That is a very good question.
May I start from the top.
I gave my heart to God as “Love” as I knew Him @ 12 years of age.
I told God that He could do with me what He wanted sionce I could not find anything better than “Love” and that since God is love then He couldn’t harm me or let me go through anything that was bad.
Nothing happened I prayed and prayed traveled and @22 got married. there were miricals and God gifted me on many occasions and for what reason I could not tell ou other than He loves me.
It would take a book to write all that has happened and I have many youth still writiing me after helping them.
Then @ about 25 on a retreat in one of our monestries, I asked God for someone to guide me. I told God that there were so many books and that I wanted Him to guide me.
All at once this book called “A retreat with St Therese” stood out and I was struck by it loved it and wanted to love God the same way she did. Later that day in June the middle of our winter I was going to shower and a thought cameto me that I could have a cold shower.I said "Lord i can’t do it but you can. Right there and then the hot water went off and I was having a cold shower in the middle of winter.
But i loved it and tried to follow through on most occasions. For about 8 months Jesus allowed me to have St Therese teach me and at times I could feel her being with me. I have from that time followed the “little way”, which has become a central part of my life, living in self denial.
I found that Love was all I needed, I read the books of many saints and took right, in their ways of self denial, mysticism, and contemplation. Going up to the Carmelite monestry on many occasions, I had found my home and could only kneel in the presence of God when ever I was there. I joined the 3rd order Carmelites, but wanted more than I was getting there, so I started to write to France but that became long wided since they had to get an interpreter.

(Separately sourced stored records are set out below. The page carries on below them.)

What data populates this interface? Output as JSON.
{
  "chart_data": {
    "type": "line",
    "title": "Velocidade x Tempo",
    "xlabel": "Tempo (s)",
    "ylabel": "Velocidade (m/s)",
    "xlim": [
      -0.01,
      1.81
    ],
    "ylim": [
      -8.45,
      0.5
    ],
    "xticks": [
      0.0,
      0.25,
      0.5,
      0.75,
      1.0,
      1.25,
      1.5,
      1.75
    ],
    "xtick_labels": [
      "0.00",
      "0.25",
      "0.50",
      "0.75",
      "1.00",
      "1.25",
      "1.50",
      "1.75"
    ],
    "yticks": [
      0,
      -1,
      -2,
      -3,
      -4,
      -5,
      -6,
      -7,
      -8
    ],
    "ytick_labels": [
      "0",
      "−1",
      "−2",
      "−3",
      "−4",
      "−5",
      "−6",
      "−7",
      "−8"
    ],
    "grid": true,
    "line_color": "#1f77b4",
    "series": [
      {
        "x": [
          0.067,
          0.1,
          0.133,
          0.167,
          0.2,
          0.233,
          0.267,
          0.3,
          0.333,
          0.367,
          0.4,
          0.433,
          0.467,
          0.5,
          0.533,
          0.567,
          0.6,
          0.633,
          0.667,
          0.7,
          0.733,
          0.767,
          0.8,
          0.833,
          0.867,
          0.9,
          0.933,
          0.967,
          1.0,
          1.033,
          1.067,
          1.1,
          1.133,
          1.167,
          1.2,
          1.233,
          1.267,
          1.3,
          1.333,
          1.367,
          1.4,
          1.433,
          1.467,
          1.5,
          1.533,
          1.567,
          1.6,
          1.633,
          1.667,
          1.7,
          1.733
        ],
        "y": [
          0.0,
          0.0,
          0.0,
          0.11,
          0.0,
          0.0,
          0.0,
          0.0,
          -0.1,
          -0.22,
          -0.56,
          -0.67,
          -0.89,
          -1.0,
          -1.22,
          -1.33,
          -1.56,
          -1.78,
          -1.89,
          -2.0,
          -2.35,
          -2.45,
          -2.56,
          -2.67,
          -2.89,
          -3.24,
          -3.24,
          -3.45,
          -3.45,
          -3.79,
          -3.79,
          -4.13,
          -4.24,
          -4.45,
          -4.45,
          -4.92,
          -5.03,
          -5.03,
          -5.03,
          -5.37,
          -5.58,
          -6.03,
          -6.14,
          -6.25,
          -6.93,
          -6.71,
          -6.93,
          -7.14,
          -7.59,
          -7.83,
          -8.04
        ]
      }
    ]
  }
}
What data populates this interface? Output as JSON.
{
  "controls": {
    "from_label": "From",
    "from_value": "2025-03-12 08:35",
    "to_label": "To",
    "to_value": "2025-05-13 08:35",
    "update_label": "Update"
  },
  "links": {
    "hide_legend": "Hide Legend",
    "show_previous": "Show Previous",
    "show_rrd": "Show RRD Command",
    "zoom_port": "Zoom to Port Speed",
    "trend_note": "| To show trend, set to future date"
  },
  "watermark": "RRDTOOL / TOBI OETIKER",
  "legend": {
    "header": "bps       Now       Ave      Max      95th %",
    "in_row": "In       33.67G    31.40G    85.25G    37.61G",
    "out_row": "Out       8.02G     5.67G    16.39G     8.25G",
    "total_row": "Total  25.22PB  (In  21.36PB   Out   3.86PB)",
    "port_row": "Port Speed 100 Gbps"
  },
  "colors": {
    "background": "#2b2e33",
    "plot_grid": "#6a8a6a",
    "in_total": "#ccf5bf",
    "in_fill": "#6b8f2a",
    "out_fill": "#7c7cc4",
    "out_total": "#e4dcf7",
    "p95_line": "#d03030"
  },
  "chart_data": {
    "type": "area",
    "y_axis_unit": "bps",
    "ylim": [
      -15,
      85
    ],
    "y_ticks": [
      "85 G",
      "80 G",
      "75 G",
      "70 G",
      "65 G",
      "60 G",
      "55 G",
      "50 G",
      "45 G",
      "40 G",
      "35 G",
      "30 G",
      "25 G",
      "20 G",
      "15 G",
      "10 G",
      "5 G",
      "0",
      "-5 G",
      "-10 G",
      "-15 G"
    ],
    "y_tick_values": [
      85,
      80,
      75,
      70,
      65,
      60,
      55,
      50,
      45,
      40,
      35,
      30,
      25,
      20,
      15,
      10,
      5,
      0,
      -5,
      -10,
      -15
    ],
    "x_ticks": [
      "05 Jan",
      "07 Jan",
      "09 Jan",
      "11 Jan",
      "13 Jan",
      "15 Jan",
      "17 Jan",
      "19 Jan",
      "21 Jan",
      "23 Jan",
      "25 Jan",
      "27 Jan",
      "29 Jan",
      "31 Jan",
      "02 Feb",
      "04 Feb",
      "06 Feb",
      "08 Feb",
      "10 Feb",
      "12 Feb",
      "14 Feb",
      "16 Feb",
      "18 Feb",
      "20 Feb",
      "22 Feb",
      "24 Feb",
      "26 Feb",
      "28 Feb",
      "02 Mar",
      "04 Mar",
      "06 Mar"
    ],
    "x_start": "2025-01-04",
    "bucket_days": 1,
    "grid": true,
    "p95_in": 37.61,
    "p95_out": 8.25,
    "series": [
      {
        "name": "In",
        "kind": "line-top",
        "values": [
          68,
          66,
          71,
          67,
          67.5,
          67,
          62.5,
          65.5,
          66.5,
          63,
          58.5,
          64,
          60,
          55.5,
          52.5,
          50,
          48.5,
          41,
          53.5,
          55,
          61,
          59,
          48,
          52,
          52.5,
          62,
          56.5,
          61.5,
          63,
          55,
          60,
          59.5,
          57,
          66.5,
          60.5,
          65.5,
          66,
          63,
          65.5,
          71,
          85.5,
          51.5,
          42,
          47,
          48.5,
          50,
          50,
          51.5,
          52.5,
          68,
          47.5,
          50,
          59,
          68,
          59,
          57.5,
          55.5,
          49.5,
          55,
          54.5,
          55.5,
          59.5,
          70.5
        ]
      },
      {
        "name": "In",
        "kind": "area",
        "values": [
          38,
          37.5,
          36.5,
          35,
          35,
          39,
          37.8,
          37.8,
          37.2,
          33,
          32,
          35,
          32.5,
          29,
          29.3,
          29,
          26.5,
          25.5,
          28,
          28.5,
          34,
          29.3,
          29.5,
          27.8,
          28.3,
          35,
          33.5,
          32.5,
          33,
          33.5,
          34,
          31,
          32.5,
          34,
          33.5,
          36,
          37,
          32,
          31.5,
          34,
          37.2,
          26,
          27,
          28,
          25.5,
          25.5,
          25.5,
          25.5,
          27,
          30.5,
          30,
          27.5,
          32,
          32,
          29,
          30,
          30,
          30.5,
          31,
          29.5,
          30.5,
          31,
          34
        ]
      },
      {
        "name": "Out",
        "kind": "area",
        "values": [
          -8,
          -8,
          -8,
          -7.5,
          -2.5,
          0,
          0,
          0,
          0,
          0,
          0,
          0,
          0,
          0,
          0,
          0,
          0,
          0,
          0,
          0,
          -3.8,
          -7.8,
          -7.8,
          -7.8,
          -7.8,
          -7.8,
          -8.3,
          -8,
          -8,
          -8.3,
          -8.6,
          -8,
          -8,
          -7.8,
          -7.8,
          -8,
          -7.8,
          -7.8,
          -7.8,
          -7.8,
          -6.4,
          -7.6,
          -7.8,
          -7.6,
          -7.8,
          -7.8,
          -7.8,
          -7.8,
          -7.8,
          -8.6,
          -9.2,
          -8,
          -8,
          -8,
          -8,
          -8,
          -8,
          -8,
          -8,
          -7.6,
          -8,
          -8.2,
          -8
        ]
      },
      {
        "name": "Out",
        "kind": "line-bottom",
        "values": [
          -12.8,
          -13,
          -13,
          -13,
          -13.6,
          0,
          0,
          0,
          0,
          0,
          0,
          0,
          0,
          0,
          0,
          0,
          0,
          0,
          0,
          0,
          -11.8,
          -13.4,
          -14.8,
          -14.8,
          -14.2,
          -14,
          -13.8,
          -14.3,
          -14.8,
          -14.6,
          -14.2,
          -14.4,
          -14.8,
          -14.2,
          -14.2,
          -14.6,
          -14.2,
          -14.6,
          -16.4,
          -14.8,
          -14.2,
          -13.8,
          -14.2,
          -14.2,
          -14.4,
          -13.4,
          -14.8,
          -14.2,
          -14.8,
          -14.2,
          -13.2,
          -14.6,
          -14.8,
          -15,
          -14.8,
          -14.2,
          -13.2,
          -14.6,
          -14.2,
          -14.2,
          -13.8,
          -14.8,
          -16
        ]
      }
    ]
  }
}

Some years latter, about 25 when the relicque of St Therese came to New Zealand i didn’t really want to go there for I had her in my heart. But our son who want’s nothing to do with church or god said he wanted me to take him to see it. I took he and another there, and on entering the church building i was literaly pushed over by the power of the spirit there. I knew I had to belong to a group and it is since then that I have joined the group that I now have a home.
I do belong to St. Vincent D"Paul in our church as well.
But my home is in Carmelites.
You are welcome to question all you wish.
My life is so much different to most ans many would frown at what I do or allow God to do with me. But the outcome is always God being glorified, NEVER me.